I’ve been away for three years, but the open position is for a test prep. grade. I have been immersed in test prep on a different level during my entire absence working for three different companies and various state’s exams. I had glowing reviews from former co-workers and administrators. I had new writing and working experiences to help mold my classroom. I had a place secured for my children. It was all lining up to work out…
And then it didn’t.
I was a nervous wreck for the first interview. At first. But as the interview progressed, I grew more comfortable, and I felt that I displayed the love and passion I have for teaching and the district. When round two with demo teaching, writing, and a final interview came- I felt confident. I had a lesson planned similar to what I have done in my classroom many times. I created a plan to work on student weaknesses using diagnostic testing results and showed a path for how I planned to take the students towards testing success. It’s a testing year, and so I felt like this would be important to show. It was part of what I was known for when previously employed by the district. I answered the questions honestly, allowing for more of my personality to shine through. I constructed essay responses which I thought were inventive, creative and again would allow for the me who has found such success in the educational world to shine. I left there feeling like I had done my best. I knew I was a little rusty, but I had proven myself to the district for five years; I had created so much there that was beyond the typical teaching experience. I felt like it was my chance to return home, and in the process, I felt a piece of me return that had been missing since I walked away.

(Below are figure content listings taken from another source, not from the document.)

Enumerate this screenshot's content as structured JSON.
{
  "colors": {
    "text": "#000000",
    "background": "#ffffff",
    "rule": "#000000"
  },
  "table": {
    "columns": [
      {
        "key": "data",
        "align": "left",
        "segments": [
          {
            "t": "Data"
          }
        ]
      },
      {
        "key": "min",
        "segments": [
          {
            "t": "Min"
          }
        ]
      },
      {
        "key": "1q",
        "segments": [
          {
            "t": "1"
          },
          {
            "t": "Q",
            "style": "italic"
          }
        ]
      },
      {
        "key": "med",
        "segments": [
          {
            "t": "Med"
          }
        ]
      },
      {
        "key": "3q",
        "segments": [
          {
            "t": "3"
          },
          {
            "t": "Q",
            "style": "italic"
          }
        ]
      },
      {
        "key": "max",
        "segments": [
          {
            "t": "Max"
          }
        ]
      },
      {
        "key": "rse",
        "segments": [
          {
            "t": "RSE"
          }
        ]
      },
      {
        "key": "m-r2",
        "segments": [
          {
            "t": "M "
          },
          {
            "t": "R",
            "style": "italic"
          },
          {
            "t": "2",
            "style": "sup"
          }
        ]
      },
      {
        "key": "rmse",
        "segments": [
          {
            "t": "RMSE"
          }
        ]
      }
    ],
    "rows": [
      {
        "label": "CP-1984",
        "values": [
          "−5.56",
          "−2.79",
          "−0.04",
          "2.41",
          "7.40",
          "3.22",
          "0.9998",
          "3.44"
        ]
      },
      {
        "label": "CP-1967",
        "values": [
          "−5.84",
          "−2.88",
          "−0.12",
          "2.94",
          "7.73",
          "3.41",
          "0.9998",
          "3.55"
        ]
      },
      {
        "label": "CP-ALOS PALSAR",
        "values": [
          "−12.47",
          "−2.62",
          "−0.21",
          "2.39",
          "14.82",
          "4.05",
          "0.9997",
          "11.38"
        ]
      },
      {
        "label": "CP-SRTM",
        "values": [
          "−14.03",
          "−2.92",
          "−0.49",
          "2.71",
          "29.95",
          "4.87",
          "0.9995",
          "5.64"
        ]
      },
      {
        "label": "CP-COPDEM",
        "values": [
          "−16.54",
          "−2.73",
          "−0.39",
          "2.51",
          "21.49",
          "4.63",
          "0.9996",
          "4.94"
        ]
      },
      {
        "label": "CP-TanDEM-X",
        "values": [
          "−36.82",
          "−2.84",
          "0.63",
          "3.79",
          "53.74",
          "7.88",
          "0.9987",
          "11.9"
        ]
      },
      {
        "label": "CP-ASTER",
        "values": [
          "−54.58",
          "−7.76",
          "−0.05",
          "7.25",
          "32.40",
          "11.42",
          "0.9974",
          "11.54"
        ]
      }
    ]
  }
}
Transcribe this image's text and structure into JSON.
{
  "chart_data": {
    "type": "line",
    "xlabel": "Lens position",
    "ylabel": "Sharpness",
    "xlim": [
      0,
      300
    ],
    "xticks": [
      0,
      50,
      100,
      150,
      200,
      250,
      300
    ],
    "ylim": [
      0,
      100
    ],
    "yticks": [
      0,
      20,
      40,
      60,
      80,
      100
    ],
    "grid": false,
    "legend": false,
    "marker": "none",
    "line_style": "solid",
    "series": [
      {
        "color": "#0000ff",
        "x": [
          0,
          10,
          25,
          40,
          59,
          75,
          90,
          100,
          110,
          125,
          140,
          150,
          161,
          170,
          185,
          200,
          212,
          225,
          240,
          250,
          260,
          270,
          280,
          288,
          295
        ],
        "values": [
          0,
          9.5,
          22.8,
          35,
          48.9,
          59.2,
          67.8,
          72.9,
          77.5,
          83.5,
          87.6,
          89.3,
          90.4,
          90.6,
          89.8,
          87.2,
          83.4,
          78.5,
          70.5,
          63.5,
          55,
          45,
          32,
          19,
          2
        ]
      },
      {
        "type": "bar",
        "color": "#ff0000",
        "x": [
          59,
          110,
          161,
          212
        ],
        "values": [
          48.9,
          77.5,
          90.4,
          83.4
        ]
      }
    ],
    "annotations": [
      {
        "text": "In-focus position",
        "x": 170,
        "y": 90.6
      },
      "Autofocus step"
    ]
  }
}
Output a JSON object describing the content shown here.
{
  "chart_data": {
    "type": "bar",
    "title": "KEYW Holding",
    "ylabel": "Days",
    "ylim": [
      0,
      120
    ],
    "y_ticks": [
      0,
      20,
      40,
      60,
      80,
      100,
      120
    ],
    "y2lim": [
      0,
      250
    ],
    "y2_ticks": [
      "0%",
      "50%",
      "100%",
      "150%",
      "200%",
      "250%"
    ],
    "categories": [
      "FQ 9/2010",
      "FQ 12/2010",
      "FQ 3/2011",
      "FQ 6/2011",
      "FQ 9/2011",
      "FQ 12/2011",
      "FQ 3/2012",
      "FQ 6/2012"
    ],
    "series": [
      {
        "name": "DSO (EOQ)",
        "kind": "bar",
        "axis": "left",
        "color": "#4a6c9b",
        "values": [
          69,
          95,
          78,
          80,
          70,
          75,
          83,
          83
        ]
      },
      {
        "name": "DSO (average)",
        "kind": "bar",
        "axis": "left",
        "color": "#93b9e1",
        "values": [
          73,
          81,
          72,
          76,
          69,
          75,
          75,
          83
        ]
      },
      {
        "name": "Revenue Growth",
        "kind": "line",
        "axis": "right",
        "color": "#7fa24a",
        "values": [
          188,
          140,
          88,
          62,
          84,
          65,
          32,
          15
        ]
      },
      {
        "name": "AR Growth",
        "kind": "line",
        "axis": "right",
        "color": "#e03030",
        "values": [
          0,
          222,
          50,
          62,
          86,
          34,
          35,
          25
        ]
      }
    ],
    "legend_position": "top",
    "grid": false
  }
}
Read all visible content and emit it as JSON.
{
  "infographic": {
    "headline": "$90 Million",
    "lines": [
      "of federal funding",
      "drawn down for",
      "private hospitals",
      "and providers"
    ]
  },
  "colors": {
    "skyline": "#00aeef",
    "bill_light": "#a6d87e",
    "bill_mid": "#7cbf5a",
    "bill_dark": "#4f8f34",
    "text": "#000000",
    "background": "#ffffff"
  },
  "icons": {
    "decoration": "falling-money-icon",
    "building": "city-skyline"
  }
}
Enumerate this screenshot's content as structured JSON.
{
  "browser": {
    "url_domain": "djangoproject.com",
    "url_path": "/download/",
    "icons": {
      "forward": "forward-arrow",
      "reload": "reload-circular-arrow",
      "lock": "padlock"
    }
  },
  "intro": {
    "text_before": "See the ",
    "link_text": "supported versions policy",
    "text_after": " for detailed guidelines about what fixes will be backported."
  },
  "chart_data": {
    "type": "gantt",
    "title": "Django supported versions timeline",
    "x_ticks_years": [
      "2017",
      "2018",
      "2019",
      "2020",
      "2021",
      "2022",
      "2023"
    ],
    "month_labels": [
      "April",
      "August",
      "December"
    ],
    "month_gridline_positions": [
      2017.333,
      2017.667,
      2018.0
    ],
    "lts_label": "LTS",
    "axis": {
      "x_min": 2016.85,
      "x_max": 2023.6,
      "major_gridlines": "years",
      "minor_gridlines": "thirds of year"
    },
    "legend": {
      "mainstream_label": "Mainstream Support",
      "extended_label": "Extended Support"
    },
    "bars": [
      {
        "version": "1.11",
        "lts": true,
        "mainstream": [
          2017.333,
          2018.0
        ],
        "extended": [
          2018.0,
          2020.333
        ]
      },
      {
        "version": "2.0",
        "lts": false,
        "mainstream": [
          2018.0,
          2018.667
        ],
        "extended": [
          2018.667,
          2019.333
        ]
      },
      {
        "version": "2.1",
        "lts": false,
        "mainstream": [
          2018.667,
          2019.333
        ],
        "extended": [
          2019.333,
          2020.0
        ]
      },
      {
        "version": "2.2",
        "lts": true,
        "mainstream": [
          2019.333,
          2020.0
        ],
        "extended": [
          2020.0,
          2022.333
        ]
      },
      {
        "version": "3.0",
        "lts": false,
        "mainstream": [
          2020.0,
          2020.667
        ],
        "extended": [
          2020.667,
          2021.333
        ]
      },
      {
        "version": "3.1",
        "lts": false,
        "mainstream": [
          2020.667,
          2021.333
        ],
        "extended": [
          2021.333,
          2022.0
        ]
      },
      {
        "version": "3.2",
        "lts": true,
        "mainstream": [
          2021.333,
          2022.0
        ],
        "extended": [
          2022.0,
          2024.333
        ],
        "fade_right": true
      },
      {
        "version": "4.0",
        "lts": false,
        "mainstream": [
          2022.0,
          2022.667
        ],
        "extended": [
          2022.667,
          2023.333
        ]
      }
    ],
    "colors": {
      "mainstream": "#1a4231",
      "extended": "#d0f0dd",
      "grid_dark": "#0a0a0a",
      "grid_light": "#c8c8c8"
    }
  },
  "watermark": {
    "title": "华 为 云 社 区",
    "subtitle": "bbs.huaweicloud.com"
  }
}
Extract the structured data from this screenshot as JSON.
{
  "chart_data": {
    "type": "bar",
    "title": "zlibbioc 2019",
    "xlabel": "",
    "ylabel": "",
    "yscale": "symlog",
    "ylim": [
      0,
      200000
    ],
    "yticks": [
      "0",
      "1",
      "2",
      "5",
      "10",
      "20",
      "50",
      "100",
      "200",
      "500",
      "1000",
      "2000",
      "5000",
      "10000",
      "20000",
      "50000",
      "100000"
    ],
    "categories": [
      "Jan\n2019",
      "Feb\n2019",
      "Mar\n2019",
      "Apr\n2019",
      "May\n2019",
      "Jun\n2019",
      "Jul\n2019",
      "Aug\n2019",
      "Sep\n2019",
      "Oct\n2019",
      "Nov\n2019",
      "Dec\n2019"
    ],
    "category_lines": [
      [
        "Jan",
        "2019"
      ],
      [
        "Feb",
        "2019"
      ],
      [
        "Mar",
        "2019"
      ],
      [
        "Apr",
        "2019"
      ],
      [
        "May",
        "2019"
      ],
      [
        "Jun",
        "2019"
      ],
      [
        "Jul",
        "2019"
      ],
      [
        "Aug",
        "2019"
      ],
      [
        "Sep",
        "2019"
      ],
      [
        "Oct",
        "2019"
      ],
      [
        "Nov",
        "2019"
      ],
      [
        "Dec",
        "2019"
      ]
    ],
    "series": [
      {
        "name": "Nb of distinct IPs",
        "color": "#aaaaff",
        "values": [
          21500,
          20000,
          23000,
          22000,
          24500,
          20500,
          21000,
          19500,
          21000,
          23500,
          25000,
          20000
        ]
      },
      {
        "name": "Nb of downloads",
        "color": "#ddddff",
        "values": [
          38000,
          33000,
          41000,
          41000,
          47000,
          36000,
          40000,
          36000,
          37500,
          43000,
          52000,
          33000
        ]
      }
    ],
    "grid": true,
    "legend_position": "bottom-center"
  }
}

Ya know, I didn’t feel this way when I left other districts. And that is what I want you to realize as you step into this position. This is not your typical school, and these are not your typical students. There is something special at NW that I have never experienced anywhere else I have taught, and of which you are perhaps completely unaware. That is why I feel the position was mine- because I know that a piece of me will forever reside in those hallways and classroom. You may not see it or feel it, but I do.
Was there more I could have said or done in the interview process? I will never know if anything could have made a difference. If I had told the committee that I knew I was a little rusty, but that I would do everything in my power to reach my students and ensure their success… that I am sure things have changed and new ideas and strategies may be available of which I am not familiar- but that I would continue to learn and find new ways to reach the kids as I had done before. I hoped that my prior dedication to the job would shine through and speak for itself, and that’s not what ended up happening.
It feels like my prior additions to the district and all that I accomplished there meant close to nothing. A new administration and a committee that, while they know me, are probably instructed to gauge their decision only off of what they see in front of them, came to a decision that was not me.
And so you win…
And while perhaps there are new things waiting just around the corner for me of which I do not yet know, though NW does not have a place for me at this time, I can’t deny its placement in my heart and as a part of who I am.